Columbia’s police officers will patrol the city to pick up the homeless for "quality of life" violations like public urination and loitering. Police officers will tell the homeless to go to a shelter, and refusal to do this will subject them to arrest. Additionally, the police officers utilize a hotline that citizens can call upon seeing a homeless person. The government is denying the homeless people of Columbia the right to live freely. It is also not providing any significant aid, which negatively affects the livelihoods of the homeless population. These actions are band-aid solutions to the city's homeless problem, and result in drastic unequal treatment of humanity.

Columbia is partnering with a charity to maintain a shelter for the homeless population on the rim of town that will operate around the clock. Unfortunately, that shelter only has 240 beds, not nearly enough for the homeless population, which is 1,518. The shelter will be patrolled by police officers in order to ensure the tenants do not move back to the city.

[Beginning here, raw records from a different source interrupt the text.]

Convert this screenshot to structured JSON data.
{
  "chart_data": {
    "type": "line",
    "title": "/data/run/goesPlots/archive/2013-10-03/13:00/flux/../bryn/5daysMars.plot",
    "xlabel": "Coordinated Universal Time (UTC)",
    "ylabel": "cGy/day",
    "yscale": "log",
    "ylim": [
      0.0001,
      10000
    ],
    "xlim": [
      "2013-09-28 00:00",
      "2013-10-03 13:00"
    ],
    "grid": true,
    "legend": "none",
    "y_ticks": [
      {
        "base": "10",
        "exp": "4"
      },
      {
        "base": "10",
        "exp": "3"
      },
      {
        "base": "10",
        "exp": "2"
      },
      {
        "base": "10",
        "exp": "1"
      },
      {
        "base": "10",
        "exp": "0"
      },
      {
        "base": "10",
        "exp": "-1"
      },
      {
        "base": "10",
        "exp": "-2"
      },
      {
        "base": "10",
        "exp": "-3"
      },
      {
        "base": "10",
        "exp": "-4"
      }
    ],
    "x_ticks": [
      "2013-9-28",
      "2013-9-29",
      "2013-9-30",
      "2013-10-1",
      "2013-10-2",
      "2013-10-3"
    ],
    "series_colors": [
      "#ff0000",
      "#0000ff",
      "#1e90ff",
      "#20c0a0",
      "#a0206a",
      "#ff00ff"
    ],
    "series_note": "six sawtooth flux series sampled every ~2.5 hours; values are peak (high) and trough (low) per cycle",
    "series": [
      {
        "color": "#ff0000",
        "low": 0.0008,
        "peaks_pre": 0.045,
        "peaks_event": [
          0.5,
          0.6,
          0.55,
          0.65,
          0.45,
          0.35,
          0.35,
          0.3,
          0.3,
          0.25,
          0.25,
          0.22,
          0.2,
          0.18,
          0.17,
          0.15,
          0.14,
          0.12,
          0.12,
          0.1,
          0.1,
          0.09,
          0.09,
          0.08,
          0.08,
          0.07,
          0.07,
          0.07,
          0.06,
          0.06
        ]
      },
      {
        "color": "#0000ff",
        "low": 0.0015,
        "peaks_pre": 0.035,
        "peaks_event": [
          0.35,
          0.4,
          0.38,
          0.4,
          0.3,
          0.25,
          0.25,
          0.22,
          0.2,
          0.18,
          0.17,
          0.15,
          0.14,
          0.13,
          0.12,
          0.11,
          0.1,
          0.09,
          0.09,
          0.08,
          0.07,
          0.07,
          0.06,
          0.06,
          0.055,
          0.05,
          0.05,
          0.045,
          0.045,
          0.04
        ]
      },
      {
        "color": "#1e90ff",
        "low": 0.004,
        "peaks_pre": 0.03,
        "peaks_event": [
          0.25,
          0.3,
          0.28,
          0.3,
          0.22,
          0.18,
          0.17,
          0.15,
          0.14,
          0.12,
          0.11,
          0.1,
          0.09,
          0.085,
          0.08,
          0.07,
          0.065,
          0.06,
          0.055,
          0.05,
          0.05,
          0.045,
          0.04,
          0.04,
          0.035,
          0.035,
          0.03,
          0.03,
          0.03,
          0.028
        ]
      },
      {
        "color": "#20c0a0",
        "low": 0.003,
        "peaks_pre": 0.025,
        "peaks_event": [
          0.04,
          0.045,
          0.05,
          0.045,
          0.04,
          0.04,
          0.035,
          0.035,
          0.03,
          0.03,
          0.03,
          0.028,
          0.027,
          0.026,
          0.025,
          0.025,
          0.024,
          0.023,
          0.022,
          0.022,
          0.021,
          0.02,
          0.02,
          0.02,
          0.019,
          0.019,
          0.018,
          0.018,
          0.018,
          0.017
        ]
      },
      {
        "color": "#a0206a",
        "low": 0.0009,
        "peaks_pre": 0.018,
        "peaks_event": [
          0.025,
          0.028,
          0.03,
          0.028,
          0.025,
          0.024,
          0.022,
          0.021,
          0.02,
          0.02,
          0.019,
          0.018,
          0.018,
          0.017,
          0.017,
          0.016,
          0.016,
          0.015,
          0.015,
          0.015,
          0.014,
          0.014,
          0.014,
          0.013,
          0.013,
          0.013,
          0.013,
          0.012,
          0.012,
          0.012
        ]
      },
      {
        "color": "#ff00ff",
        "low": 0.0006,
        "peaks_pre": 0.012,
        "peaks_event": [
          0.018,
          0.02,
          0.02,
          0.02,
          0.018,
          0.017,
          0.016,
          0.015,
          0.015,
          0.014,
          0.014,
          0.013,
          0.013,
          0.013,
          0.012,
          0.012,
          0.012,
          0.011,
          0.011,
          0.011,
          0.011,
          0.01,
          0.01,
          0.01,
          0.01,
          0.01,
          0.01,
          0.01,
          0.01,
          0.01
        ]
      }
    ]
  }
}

Experts are unsure of the effectiveness of sheltering in the homeless population. “Using one massive shelter on the outskirts to house all a city’s homeless is something that has never worked anywhere in the country,” said Michael Stoops, director of community organizing at the National Coalition for the Homeless. In addition to the lack of resources at the shelter, the homeless population would also have to look further for soup kitchens and the like. By not providing care within the city, Columbia is attempting to exile the homeless. Columbia must confront the root problems of homelessness rather than deal with the problems that it perceives the homeless cause.